Por Venício A. de Lima
Há pouco mais de dez anos, publiquei com Bernardo Kucinski um pequeno livro “dialogado” que chamamos “Diálogos da Perplexidade – Reflexões críticas sobre a mídia” (Editora Fundação Perseu Abramo, 2009). Nossa perplexidade se referia às muitas e radicais transformações pelas quais passava a mídia “tradicional” diante dos avanços tecnológicos simbolizados pela internet. Em particular, a mídia impressa e o jornalismo. De certa forma, antecipávamos os temores diante da pós-verdade das fake news, da intolerância e do ódio hoje, infelizmente, disseminados por robôs virtuais anônimos e criminosos nas redes sociais.

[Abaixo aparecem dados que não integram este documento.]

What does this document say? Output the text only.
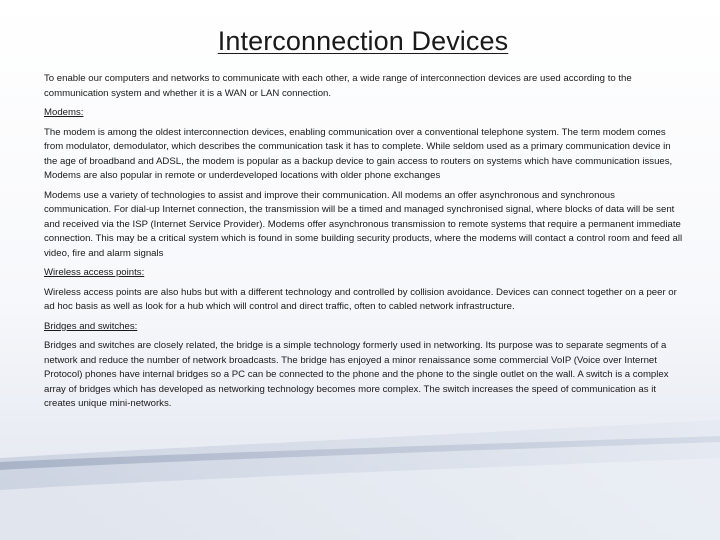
Interconnection Devices

To enable our computers and networks to communicate with each other, a wide range of interconnection devices are used according to the communication system and whether it is a WAN or LAN connection.

Modems:

The modem is among the oldest interconnection devices, enabling communication over a conventional telephone system. The term modem comes from modulator, demodulator, which describes the communication task it has to complete. While seldom used as a primary communication device in the age of broadband and ADSL, the modem is popular as a backup device to gain access to routers on systems which have communication issues, Modems are also popular in remote or underdeveloped locations with older phone exchanges

Modems use a variety of technologies to assist and improve their communication. All modems an offer asynchronous and synchronous communication. For dial-up Internet connection, the transmission will be a timed and managed synchronised signal, where blocks of data will be sent and received via the ISP (Internet Service Provider). Modems offer asynchronous transmission to remote systems that require a permanent immediate connection. This may be a critical system which is found in some building security products, where the modems will contact a control room and feed all video, fire and alarm signals

Wireless access points:

Wireless access points are also hubs but with a different technology and controlled by collision avoidance. Devices can connect together on a peer or ad hoc basis as well as look for a hub which will control and direct traffic, often to cabled network infrastructure.

Bridges and switches:

Bridges and switches are closely related, the bridge is a simple technology formerly used in networking. Its purpose was to separate segments of a network and reduce the number of network broadcasts. The bridge has enjoyed a minor renaissance some commercial VoIP (Voice over Internet Protocol) phones have internal bridges so a PC can be connected to the phone and the phone to the single outlet on the wall. A switch is a complex array of bridges which has developed as networking technology becomes more complex. The switch increases the speed of communication as it creates unique mini-networks.
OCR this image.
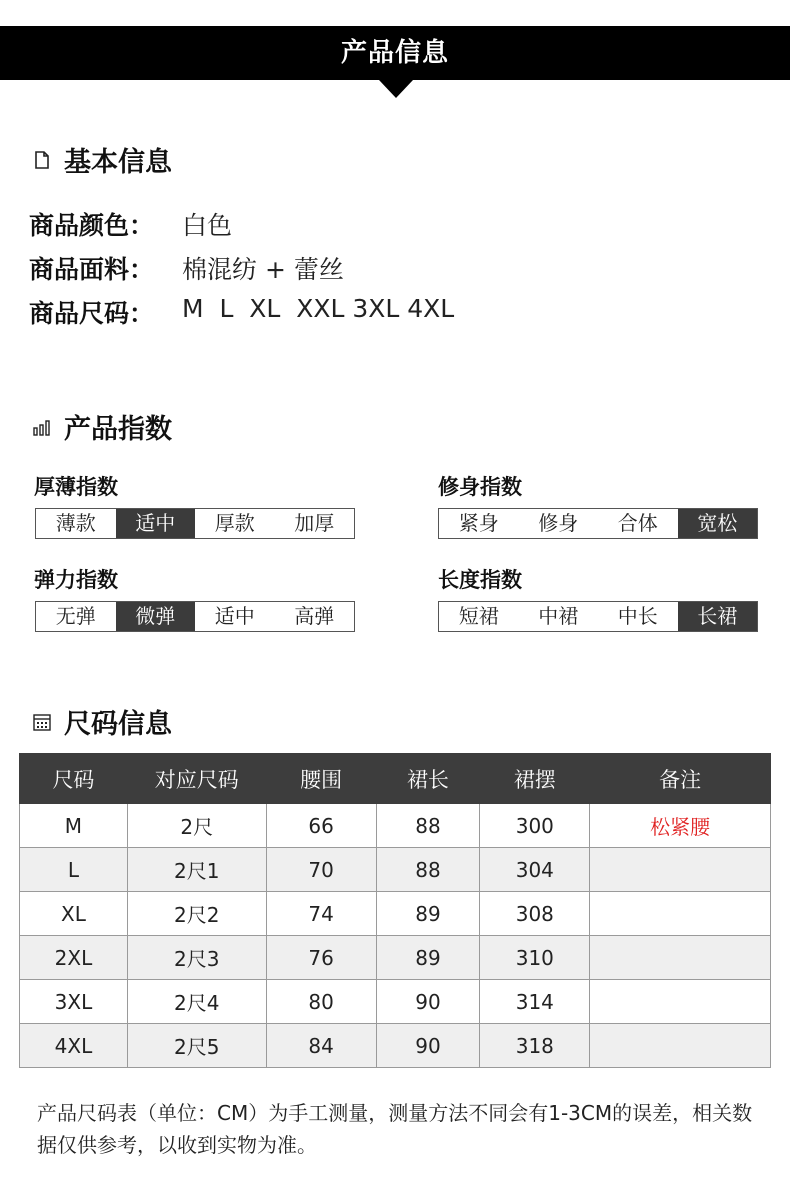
产品信息
基本信息
商品颜色：	白色
商品面料：	棉混纺 + 蕾丝
商品尺码：	M  L  XL  XXL 3XL 4XL
产品指数
厚薄指数
薄款	适中	厚款	加厚
修身指数
紧身	修身	合体	宽松
弹力指数
无弹	微弹	适中	高弹
长度指数
短裙	中裙	中长	长裙
尺码信息
尺码	对应尺码	腰围	裙长	裙摆	备注
M	2尺	66	88	300	松紧腰
L	2尺1	70	88	304	
XL	2尺2	74	89	308	
2XL	2尺3	76	89	310	
3XL	2尺4	80	90	314	
4XL	2尺5	84	90	318	
产品尺码表（单位：CM）为手工测量，测量方法不同会有1-3CM的误差，相关数据仅供参考，以收到实物为准。
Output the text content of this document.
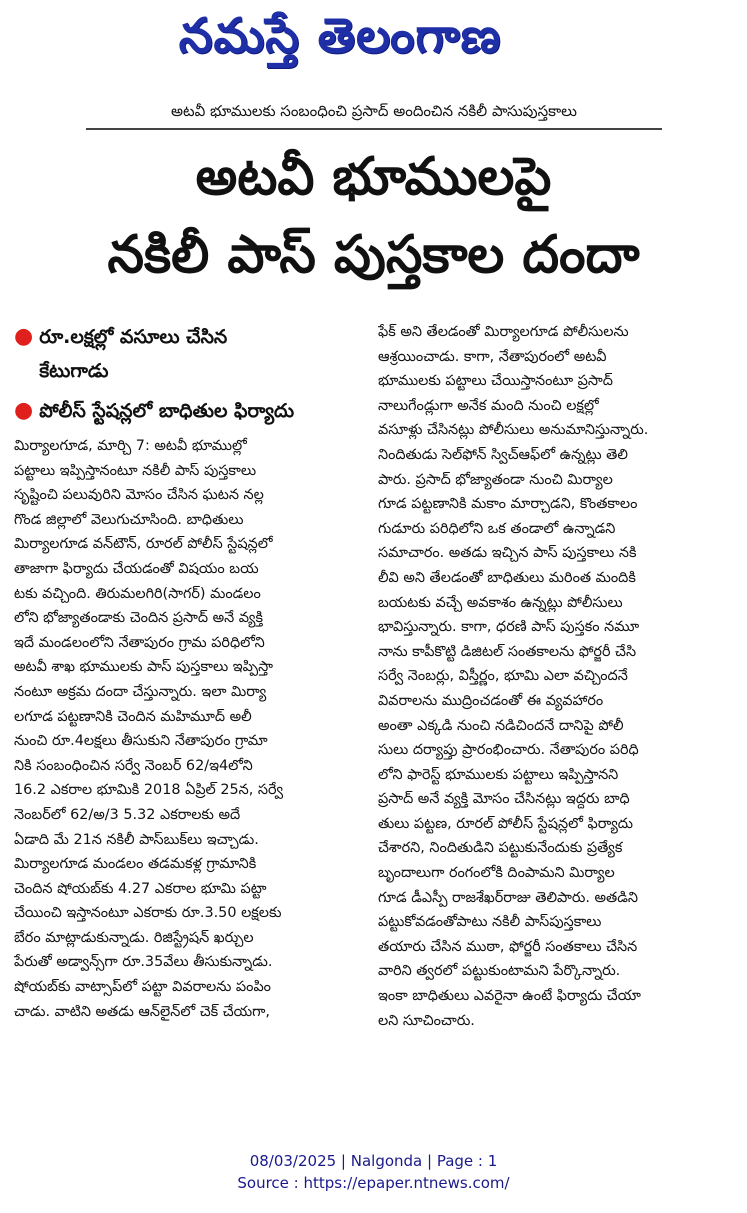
నమస్తే తెలంగాణ
అటవీ భూములకు సంబంధించి ప్రసాద్ అందించిన నకిలీ పాసుపుస్తకాలు
అటవీ భూములపై
నకిలీ పాస్ పుస్తకాల దందా
● రూ.లక్షల్లో వసూలు చేసిన
కేటుగాడు
● పోలీస్ స్టేషన్లలో బాధితుల ఫిర్యాదు
మిర్యాలగూడ, మార్చి 7: అటవీ భూముల్లో
పట్టాలు ఇప్పిస్తానంటూ నకిలీ పాస్ పుస్తకాలు
సృష్టించి పలువురిని మోసం చేసిన ఘటన నల్ల
గొండ జిల్లాలో వెలుగుచూసింది. బాధితులు
మిర్యాలగూడ వన్‌టౌన్, రూరల్ పోలీస్ స్టేషన్లలో
తాజాగా ఫిర్యాదు చేయడంతో విషయం బయ
టకు వచ్చింది. తిరుమలగిరి(సాగర్) మండలం
లోని భోజ్యాతండాకు చెందిన ప్రసాద్ అనే వ్యక్తి
ఇదే మండలంలోని నేతాపురం గ్రామ పరిధిలోని
అటవీ శాఖ భూములకు పాస్ పుస్తకాలు ఇప్పిస్తా
నంటూ అక్రమ దందా చేస్తున్నారు. ఇలా మిర్యా
లగూడ పట్టణానికి చెందిన మహిమూద్ అలీ
నుంచి రూ.4లక్షలు తీసుకుని నేతాపురం గ్రామా
నికి సంబంధించిన సర్వే నెంబర్ 62/ఇ4లోని
16.2 ఎకరాల భూమికి 2018 ఏప్రిల్ 25న, సర్వే
నెంబర్‌లో 62/అ/3 5.32 ఎకరాలకు అదే
ఏడాది మే 21న నకిలీ పాస్‌బుక్‌లు ఇచ్చాడు.
మిర్యాలగూడ మండలం తడమకళ్ల గ్రామానికి
చెందిన షోయబ్‌కు 4.27 ఎకరాల భూమి పట్టా
చేయించి ఇస్తానంటూ ఎకరాకు రూ.3.50 లక్షలకు
బేరం మాట్లాడుకున్నాడు. రిజిస్ట్రేషన్ ఖర్చుల
పేరుతో అడ్వాన్స్‌గా రూ.35వేలు తీసుకున్నాడు.
షోయబ్‌కు వాట్సాప్‌లో పట్టా వివరాలను పంపిం
చాడు. వాటిని అతడు ఆన్‌లైన్‌లో చెక్ చేయగా,
ఫేక్ అని తేలడంతో మిర్యాలగూడ పోలీసులను
ఆశ్రయించాడు. కాగా, నేతాపురంలో అటవీ
భూములకు పట్టాలు చేయిస్తానంటూ ప్రసాద్
నాలుగేండ్లుగా అనేక మంది నుంచి లక్షల్లో
వసూళ్లు చేసినట్లు పోలీసులు అనుమానిస్తున్నారు.
నిందితుడు సెల్‌ఫోన్ స్విచ్‌ఆఫ్‌లో ఉన్నట్లు తెలి
పారు. ప్రసాద్ భోజ్యాతండా నుంచి మిర్యాల
గూడ పట్టణానికి మకాం మార్చాడని, కొంతకాలం
గుడూరు పరిధిలోని ఒక తండాలో ఉన్నాడని
సమాచారం. అతడు ఇచ్చిన పాస్ పుస్తకాలు నకి
లీవి అని తేలడంతో బాధితులు మరింత మందికి
బయటకు వచ్చే అవకాశం ఉన్నట్లు పోలీసులు
భావిస్తున్నారు. కాగా, ధరణి పాస్ పుస్తకం నమూ
నాను కాపీకొట్టి డిజిటల్ సంతకాలను ఫోర్జరీ చేసి
సర్వే నెంబర్లు, విస్తీర్ణం, భూమి ఎలా వచ్చిందనే
వివరాలను ముద్రించడంతో ఈ వ్యవహారం
అంతా ఎక్కడి నుంచి నడిచిందనే దానిపై పోలీ
సులు దర్యాప్తు ప్రారంభించారు. నేతాపురం పరిధి
లోని ఫారెస్ట్ భూములకు పట్టాలు ఇప్పిస్తానని
ప్రసాద్ అనే వ్యక్తి మోసం చేసినట్లు ఇద్దరు బాధి
తులు పట్టణ, రూరల్ పోలీస్ స్టేషన్లలో ఫిర్యాదు
చేశారని, నిందితుడిని పట్టుకునేందుకు ప్రత్యేక
బృందాలుగా రంగంలోకి దింపామని మిర్యాల
గూడ డీఎస్పీ రాజశేఖర్‌రాజు తెలిపారు. అతడిని
పట్టుకోవడంతోపాటు నకిలీ పాస్‌పుస్తకాలు
తయారు చేసిన ముఠా, ఫోర్జరీ సంతకాలు చేసిన
వారిని త్వరలో పట్టుకుంటామని పేర్కొన్నారు.
ఇంకా బాధితులు ఎవరైనా ఉంటే ఫిర్యాదు చేయా
లని సూచించారు.
08/03/2025 | Nalgonda | Page : 1
Source : https://epaper.ntnews.com/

O Prefácio do livro foi escrito por Muniz Sodré, jornalista e professor da UFRJ que, muito generosamente, incluiu nossas reflexões na tradição secular inaugurada no século XII pelo celebrado rabino espanhol Moshe ben Maimon, mais conhecido como Maimônedes. Seu “Guia dos Perplexos” tinha como objetivo “tornar compreensível o significado de palavras que aparecem nos livros proféticos para o leigo e o principiante (…) tomados de perplexidade e confusão”. Para Maimônedes, em seus ensinamentos na busca da integridade, da ética e do aprimoramento humano, afirma Sodré, “a perplexidade não é estado do descaminho, mas a condição de possibilidade para que, da interpretação adequada, surja a iluminação”.
Tenho procurado uma palavra que expresse o sentimento que me atormenta nos últimos tempos diante do pesadelo que o país atravessa: uma pandemia que coloca em risco a própria vida, simultânea ao desgoverno político e a uma crise econômica sem precedentes. Tudo isso acompanhado de um impasse civilizatório manifesto na insanidade explícita que chega ao desvario macabro de brincar com a morte ao som de Michael Jackson, justo no dia em que se ultrapassava o número de 10.000 óbitos registrados em consequência do Covid-19.
Perplexidade, talvez seja a palavra mais adequada. Mas será a perplexidade no sentido que lhe confere Maimônedes, isto é, como “a condição de possibilidade para que, da interpretação adequada, surja a iluminação”?
Os Tradicionalistas
Para começar a entender o que nos torna perplexos talvez seja necessário recorrer a estudos sobre a ascensão do radicalismo de direita em outras partes do mundo. Benjamin Teitelbaum, professor da Universidade do Colorado e premiado especialista em extrema direita, publicou recentemente um livro [War for Eternity – Inside Bannon’s Far Right Circle of Global Power Brokers; Dey Street Books] que discute o “Tradicionalismo”, uma filosofia que reúne gente como Steve Bannon, ex-assessor de Donald Trump; Olavo de Carvalho, guru da chamada ala ideológica do governo Bolsonaro e Alexandr Dugin, assessor do presidente russo, Vladimir Putin.
Com base na pesquisa feita para o livro, Teitelbaum explica, em artigo publicado no site “A Terra é Redonda” [“Covid-19: a crise que os ‘Tradicionalistas’ radicais esperavam” in https://aterraeredonda.com.br/covid-19-a-crise-que-os-tradicionalistas-radicais-esperavam/], que “O Tradicionalismo é uma doutrina radical – tão radical que estudiosos da extrema direita como eu muitas vezes a rejeitaram como uma curiosidade obscura, desprovida de consequências políticas relevantes. Alguns de seus primeiros adeptos da direita acreditavam que uma raça de arianos etéreos já viveu no Polo Norte e defendiam o estabelecimento de um patriarcado celibatário de padres guerreiros no lugar da democracia. (…) Entretanto, descartar o Tradicionalismo não é mais uma opção”.